Review date: Apr. 7, 2010


Javelin’s sound walks through a pleasant no-mans-land, the sort of sample-happy frontier where the sweet and motivating bass evokes Culture Club’s fake Motown as much as a Motown b-side. The contemporary touch comes in the form of boyish harmonies, melodies that, given the swirl around them, are certainly post-Pavillion. More often, these are instrumentals with layers of dust, new songs that conjure the nostalgia of hearing long forgotten TV themes.

While these guys have generally cherry-picked their past source material from the five-bucks-or-less bin, for No Más, much of the music was played by George Langford and Tom Van Buskirk themselves. The duo are clever producers. The album doesn’t have the lopsided minimalism that’s typical with the collage approach. Percussion is only as crisp as the leads and fills the spectrum evenly.

Javelin’s tracing-paper technique has some advantages. Loops don’t cycle indefinitely. By removing the original audio that they’ve played over (which seems to be what they’ve done), things tighten up. They can resolve a chord progression that would otherwise hang, adjust parts to make them fit neatly, rather than stand against one another. Yet, there’s still a squareness to the playing that would be hard to concoct, no matter how closely one studied the session players at Liberty Records.

The peaks of No Más are like electro unspooled to its goodwill roots in the Bronx. "The Merkin Jerk" sounds for all the world like it could be the track after "Apache" on the Incredible Bongo Band album that launched a thousand hip-hop samples. "Tell Me What Will It Be?" nails the nerdy funk of de Gaulle-era Jean-Jacques Perrey. They’re not always as successful with the vocal tracks. There’s a chipmunk rap, and some of the harmonies can be bland.

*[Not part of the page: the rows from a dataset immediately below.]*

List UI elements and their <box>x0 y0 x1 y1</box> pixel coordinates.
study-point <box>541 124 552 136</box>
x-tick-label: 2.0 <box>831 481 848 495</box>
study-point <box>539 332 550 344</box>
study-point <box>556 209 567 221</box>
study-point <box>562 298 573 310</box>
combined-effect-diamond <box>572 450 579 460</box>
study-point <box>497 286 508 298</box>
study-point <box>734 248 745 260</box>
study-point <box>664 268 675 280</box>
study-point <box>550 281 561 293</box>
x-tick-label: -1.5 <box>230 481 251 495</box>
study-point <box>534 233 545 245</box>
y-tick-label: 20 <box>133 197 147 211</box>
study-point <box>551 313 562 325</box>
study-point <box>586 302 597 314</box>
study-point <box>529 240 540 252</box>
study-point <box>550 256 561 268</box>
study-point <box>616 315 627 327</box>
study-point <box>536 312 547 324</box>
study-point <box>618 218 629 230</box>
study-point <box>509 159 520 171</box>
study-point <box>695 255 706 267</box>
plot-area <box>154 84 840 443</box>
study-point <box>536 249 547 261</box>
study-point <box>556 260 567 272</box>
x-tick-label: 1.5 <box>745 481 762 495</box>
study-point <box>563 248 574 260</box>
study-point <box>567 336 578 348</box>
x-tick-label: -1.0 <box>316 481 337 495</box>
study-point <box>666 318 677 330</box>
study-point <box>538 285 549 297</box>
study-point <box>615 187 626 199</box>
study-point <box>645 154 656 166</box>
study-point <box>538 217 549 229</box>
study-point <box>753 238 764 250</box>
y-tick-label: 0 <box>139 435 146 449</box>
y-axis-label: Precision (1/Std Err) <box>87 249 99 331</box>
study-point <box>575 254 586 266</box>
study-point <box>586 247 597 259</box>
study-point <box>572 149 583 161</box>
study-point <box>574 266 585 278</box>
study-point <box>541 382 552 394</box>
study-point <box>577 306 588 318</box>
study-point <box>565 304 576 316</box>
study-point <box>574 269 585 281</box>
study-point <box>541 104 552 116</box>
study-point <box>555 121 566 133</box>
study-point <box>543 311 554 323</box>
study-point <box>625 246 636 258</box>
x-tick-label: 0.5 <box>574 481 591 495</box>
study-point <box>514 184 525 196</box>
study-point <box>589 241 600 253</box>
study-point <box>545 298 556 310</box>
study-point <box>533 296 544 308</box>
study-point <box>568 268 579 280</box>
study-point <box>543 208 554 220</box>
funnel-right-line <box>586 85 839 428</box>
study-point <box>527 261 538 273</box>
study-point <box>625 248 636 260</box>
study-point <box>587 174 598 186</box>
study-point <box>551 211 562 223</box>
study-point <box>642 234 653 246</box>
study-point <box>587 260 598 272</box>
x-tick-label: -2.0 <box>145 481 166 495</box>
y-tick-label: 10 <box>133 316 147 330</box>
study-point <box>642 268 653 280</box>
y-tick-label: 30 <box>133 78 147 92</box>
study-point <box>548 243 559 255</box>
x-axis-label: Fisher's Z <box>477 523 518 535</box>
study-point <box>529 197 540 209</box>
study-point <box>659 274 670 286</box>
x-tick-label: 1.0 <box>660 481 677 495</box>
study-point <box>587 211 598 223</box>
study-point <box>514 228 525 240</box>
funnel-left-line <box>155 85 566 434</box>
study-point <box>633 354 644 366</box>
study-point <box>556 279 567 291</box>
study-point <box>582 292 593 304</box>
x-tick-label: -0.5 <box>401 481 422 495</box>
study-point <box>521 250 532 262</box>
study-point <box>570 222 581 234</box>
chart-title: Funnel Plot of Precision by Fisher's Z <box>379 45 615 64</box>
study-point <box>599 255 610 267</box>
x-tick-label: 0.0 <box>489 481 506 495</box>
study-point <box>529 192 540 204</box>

No Más carries hints that the exotica exhumation of the 1990s had avenues to offer beyond the dead-end of Capitol’s Ultra-Lounge compilations. During those same years, dense turntablism was cut short by the gangsta4life desire to comply with traditional royalty structures. What we’ve had in its place — party-at-all-costs mash-ups — offers diminishing returns. Looks like there might be a life beyond all that.